Ах, эти вильнёвские граждане. Отец яростно костерил болото, но как же благодушно он всегда поглаживал свою седую козлиную бородку, когда речь заходила о вильнёвских гражданах. Сын рано сообразил, что отец лишь потому так страстно ненавидел болото, что хотел по-прежнему любить сограждан.
Эмиль Жильерон снова подхватывает чемодан, пересекает вокзальную площадь и сворачивает в непроглядные потемки улицы Гранд-рю, окаймленной средневековыми фахверковыми постройками. Все окна темные, а ведь еще и десяти нет. Справа аптека, слева булочная, справа мясная лавка, слева гостиница «Орел». Кормят там якобы весьма недурно, но в окнах уже темно. В боковом переулке развешены на просушку рыбачьи сети, в следующем воняет навозная куча от мелкого скота.
Перед церковью сиротливо журчит большой источник. Должно быть, там находится корыто, о котором рассказывал отец. Многие сотни лет вильнёвские женщины стирали в этом корыте белье и не обращали внимания, что с одного угла его подпирает необычный круглый столбик с цифрой «XXVI». В один прекрасный день кантональный археолог из Лозанны, случайно оказавшийся в этих местах, объяснил гражданам Вильнёва, что их корыто стоит на двухтысячелетнем мильном столбе древнеримской военной дороги, а цифра двадцать шесть указывает расстояние до гарнизонного города Мартиньи в римских милях. Граждане задумчиво кивнули, склонили головы набок, одобрительно смерили взглядом римский камень, некоторые пробормотали «Tiens donc», «Sacré Romains» или «ça, par exemple»[2]. Когда же кантональный археолог попросил оградить памятник прошлого от непогоды и мыльной воды и на благо потомков установить в церкви, граждане упрямо засунули кулаки в карманы и выпятили нижнюю губу, поскольку для такой работы пришлось бы вызвать из Веве каменотеса и заплатить ему не меньше двадцати пяти баценов[3]; согласились они лишь после того, как археолог выложил эти двадцать пять баценов из собственного кармана да прибавил сверху еще пятнадцать.

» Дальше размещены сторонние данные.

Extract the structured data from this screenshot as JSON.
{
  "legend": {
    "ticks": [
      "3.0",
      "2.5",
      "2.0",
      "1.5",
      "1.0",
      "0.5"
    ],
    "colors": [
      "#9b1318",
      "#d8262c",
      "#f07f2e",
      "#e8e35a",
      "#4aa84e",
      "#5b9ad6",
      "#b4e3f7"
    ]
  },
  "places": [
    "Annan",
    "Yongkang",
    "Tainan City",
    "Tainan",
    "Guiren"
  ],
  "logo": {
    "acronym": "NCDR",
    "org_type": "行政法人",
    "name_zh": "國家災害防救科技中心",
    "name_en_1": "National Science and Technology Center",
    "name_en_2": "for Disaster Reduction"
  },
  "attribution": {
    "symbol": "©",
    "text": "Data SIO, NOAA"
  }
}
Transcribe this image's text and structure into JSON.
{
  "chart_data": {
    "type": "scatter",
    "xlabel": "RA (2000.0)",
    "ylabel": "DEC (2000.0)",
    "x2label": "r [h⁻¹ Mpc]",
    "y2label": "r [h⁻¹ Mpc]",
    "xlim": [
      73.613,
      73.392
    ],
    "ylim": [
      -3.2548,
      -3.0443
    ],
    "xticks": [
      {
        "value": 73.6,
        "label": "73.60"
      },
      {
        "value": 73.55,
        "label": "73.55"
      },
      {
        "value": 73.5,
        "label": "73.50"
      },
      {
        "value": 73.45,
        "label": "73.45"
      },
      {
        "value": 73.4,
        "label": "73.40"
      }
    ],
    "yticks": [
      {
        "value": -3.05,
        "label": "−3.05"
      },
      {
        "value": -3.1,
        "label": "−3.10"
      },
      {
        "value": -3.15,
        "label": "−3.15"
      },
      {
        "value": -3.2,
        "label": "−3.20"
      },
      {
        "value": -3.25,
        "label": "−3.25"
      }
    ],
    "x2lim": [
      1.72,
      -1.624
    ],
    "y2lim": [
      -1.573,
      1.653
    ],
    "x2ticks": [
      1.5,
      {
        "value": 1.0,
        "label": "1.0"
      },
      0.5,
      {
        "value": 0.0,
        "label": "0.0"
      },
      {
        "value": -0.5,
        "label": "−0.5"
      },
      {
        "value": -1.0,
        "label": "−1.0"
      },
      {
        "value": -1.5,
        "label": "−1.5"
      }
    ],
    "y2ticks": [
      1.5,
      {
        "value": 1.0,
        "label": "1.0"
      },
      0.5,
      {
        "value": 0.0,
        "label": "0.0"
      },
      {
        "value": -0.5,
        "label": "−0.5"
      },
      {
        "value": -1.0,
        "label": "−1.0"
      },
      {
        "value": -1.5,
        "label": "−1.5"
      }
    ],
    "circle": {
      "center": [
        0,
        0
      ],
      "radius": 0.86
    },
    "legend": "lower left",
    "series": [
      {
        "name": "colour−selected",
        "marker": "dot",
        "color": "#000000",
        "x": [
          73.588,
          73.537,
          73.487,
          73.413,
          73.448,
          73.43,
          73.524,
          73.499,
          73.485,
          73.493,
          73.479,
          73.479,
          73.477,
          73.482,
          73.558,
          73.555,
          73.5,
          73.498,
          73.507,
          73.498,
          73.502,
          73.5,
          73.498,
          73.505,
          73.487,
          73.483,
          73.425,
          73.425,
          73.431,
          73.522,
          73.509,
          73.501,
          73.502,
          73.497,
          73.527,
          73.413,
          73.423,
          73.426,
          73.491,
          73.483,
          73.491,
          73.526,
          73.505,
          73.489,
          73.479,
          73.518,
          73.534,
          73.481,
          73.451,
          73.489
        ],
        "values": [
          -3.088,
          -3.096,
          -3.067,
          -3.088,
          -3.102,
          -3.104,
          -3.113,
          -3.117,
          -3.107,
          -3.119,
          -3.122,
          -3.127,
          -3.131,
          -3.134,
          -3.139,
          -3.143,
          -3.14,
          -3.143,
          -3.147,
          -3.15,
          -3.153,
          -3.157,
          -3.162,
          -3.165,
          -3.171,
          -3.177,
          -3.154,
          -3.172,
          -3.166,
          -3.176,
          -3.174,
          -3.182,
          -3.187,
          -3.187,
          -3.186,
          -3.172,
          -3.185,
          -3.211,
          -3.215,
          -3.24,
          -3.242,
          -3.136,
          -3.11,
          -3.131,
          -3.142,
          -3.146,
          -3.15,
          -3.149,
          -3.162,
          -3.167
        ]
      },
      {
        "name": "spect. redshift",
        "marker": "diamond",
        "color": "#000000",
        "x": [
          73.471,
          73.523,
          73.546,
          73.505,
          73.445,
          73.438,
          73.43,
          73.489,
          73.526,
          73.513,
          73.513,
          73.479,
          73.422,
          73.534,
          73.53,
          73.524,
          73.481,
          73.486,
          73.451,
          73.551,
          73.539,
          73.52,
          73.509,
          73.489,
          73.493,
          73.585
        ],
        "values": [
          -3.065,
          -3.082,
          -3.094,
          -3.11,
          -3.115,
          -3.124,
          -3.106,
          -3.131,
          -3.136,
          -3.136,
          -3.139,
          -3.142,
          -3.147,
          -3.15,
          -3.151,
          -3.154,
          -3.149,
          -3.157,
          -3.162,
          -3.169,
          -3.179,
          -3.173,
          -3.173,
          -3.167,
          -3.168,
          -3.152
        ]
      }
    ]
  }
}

Случилось это в середине XIX века, когда отец Эмиля Жильерона подрастал в Вильнёве единственным сыном деревенского учителя и был самым обыкновенным, ничем не примечательным деревенским мальчуганом. Среднего роста, средней силы, со среднекаштановыми волосами, никаких выдающихся качеств или ярких талантов, кроме одного: он невероятно хорошо рисовал – невероятно четко, невероятно выразительно, с невероятной, почти фотографической точностью и фантазией. Специально он этому не учился, никто его не побуждал, никто не заставлял упражняться, он даже особой охоты не выказывал – просто умел, и всё. А поскольку Вильнёв предлагал молодым людям мало развлечений, рисовал он без передышки. Уже в семь лет беглой рукой набрасывал углем на мостовой рекреационного двора поразительные портреты школьных товарищей, по воскресеньям спешил с ящиком акварельных красок в гавань, рисовал суда, ивы на берегу и снежные горы на горизонте с такой легкостью, что зритель словно бы чувствовал бриз, задувавший с озера после полудня.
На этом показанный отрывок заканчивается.